Мне снится сон. Я иду по канату, натянутому меж двух горных склонов, подо мной пропасть, а там, на дне, ржавые останки автомобилей. Не смотреть вниз, мне надо дойти — никаких перил. И когда противоположный склон уже близок, на меня пикирует сверху черная птица, ее крыло подрезает остаток моего времени, хищный круглый глаз впивается в мой беззащитный зрачок, я отмахиваюсь, теряю равновесие и падаю — медленно, медленно, но пути назад уже нет, теперь только туда, где ждет на дне расщелины искореженный мертвый металл, а вцепившиеся в склон пыльно-зеленые кусты проплывают мимо меня вверх с равнодушным спокойствием. Но перед тем как падение завершится неизбежным концом, что-то меняется в мире, и я не разбиваюсь об острые ребра камней, а ныряю в черную непрозрачную воду, и покой охватывает меня уже навсегда. Я вернулась.

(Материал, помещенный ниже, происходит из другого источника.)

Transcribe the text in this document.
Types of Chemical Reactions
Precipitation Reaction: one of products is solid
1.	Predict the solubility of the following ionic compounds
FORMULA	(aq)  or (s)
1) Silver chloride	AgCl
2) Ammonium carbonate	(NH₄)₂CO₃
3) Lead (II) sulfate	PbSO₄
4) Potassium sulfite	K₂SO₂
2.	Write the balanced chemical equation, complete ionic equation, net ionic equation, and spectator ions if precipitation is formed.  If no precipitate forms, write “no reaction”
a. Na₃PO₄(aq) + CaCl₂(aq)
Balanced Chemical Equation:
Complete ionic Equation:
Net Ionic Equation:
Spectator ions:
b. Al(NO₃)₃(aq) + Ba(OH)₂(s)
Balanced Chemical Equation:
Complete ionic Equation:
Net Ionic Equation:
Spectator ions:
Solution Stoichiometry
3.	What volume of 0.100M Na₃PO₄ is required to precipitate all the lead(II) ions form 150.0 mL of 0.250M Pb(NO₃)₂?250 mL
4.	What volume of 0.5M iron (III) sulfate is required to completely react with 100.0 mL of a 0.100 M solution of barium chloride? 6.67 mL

Утром я заглядываю в ее комнату — разбудить. Она спит так трогательно-беззащитно, подложив тонкую руку под щеку. Нежный румянец освещает лицо, синеватые тени под глазами подчеркивают густоту ресниц, скомканная простыня обнажает тонкую ботичеллиевскую лодыжку и нежную узкую ступню. Я, наверное, рехнулась окончательно — я люблю ее. Я люблю любовь, эту милую девочку. Девочка сама не знает, что она такое. Судьба? Жизнь? Сейчас проснется и защебечет счастливо. Нина, Ниночка…
Она сидит на веранде ко мне спиной, пуская мыльные пузыри. Невесомые шары, тихо отклеившись от соломинки, виснут в утреннем воздухе, придавая ему объем, обозначая воздушные русла — разделяют двоих, отправляют их в разные стороны и не хотят сливать. Два пузыря нехотя приклеились друг к другу — уродливая фигурка чудом не лопнула, к ней притягивается третья сфера — так и плывут странным сращением среди облака геометрически безупречных форм.
— А вы любите Рембо? — спрашивает она.